DOGS

Susan Hanson's dog, AnnieIt’s easy to forget that beyond her soulful eyes, velvety ears, and comical nature, the dog in my living room is a biological marvel. Like all canines, she inhabits a world that humans can know only partially—the world of scent.

Estimates vary, but according to the Sensory Research Institute at Florida State University, “canines' sense of smell is generally 10,000 to 100,000 times superior to that of humans.” The reasons for this lie not only in the structure of the dog’s nose—what Whole Dog Journal describes as “a veritable maze” where scents are “trapped in mucus and processed by the sensory cells”—but also in the animal’s brain, approximately one-third of which is devoted to interpreting smells. 

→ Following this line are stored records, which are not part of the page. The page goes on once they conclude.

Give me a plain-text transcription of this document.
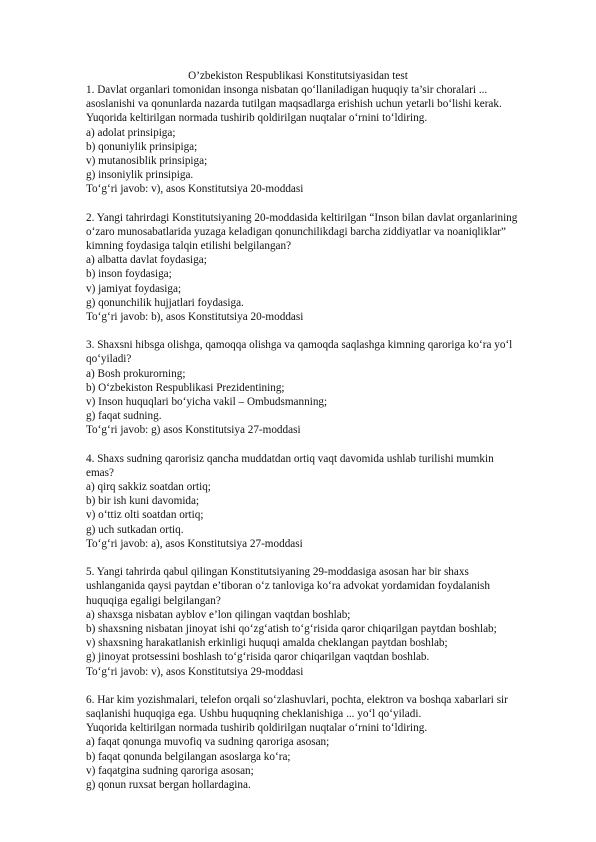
O’zbekiston Respublikasi Konstitutsiyasidan test
1. Davlat organlari tomonidan insonga nisbatan qo‘llaniladigan huquqiy ta’sir choralari ...
asoslanishi va qonunlarda nazarda tutilgan maqsadlarga erishish uchun yetarli bo‘lishi kerak.
Yuqorida keltirilgan normada tushirib qoldirilgan nuqtalar o‘rnini to‘ldiring.
a) adolat prinsipiga;
b) qonuniylik prinsipiga;
v) mutanosiblik prinsipiga;
g) insoniylik prinsipiga.
To‘g‘ri javob: v), asos Konstitutsiya 20-moddasi
2. Yangi tahrirdagi Konstitutsiyaning 20-moddasida keltirilgan “Inson bilan davlat organlarining
o‘zaro munosabatlarida yuzaga keladigan qonunchilikdagi barcha ziddiyatlar va noaniqliklar”
kimning foydasiga talqin etilishi belgilangan?
a) albatta davlat foydasiga;
b) inson foydasiga;
v) jamiyat foydasiga;
g) qonunchilik hujjatlari foydasiga.
To‘g‘ri javob: b), asos Konstitutsiya 20-moddasi
3. Shaxsni hibsga olishga, qamoqqa olishga va qamoqda saqlashga kimning qaroriga ko‘ra yo‘l
qo‘yiladi?
a) Bosh prokurorning;
b) O‘zbekiston Respublikasi Prezidentining;
v) Inson huquqlari bo‘yicha vakil – Ombudsmanning;
g) faqat sudning.
To‘g‘ri javob: g) asos Konstitutsiya 27-moddasi
4. Shaxs sudning qarorisiz qancha muddatdan ortiq vaqt davomida ushlab turilishi mumkin
emas?
a) qirq sakkiz soatdan ortiq;
b) bir ish kuni davomida;
v) o‘ttiz olti soatdan ortiq;
g) uch sutkadan ortiq.
To‘g‘ri javob: a), asos Konstitutsiya 27-moddasi
5. Yangi tahrirda qabul qilingan Konstitutsiyaning 29-moddasiga asosan har bir shaxs
ushlanganida qaysi paytdan e’tiboran o‘z tanloviga ko‘ra advokat yordamidan foydalanish
huquqiga egaligi belgilangan?
a) shaxsga nisbatan ayblov e’lon qilingan vaqtdan boshlab;
b) shaxsning nisbatan jinoyat ishi qo‘zg‘atish to‘g‘risida qaror chiqarilgan paytdan boshlab;
v) shaxsning harakatlanish erkinligi huquqi amalda cheklangan paytdan boshlab;
g) jinoyat protsessini boshlash to‘g‘risida qaror chiqarilgan vaqtdan boshlab.
To‘g‘ri javob: v), asos Konstitutsiya 29-moddasi
6. Har kim yozishmalari, telefon orqali so‘zlashuvlari, pochta, elektron va boshqa xabarlari sir
saqlanishi huquqiga ega. Ushbu huquqning cheklanishiga ... yo‘l qo‘yiladi.
Yuqorida keltirilgan normada tushirib qoldirilgan nuqtalar o‘rnini to‘ldiring.
a) faqat qonunga muvofiq va sudning qaroriga asosan;
b) faqat qonunda belgilangan asoslarga ko‘ra;
v) faqatgina sudning qaroriga asosan;
g) qonun ruxsat bergan hollardagina.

Once a scent reaches the dog’s brain, the Journal continues, it travels beyond the frontal cortex and into “centers for emotions, memory, and pleasure.” How a dog “reads” a scent, then, is far more complex than we might imagine.

Thanks to their uncanny sense of smell, dogs have long been used for tracking, sometimes successfully following trails as much as eight weeks old. More recently they’ve been employed for locating victims of disasters—both the living and the dead—and detecting the presence of drugs, firearms, and explosives. Perhaps most exciting of all, though, is the dog’s potential as a diagnostic tool to “sniff out” cancerous tumors in human beings.

Put another way, the dog in my living room—when I look at her with fresh eyes—reminds me that what I know is indeed partial. There are other realities beyond what I can see and hear. The world and its creatures have much to teach me, and I have much to learn.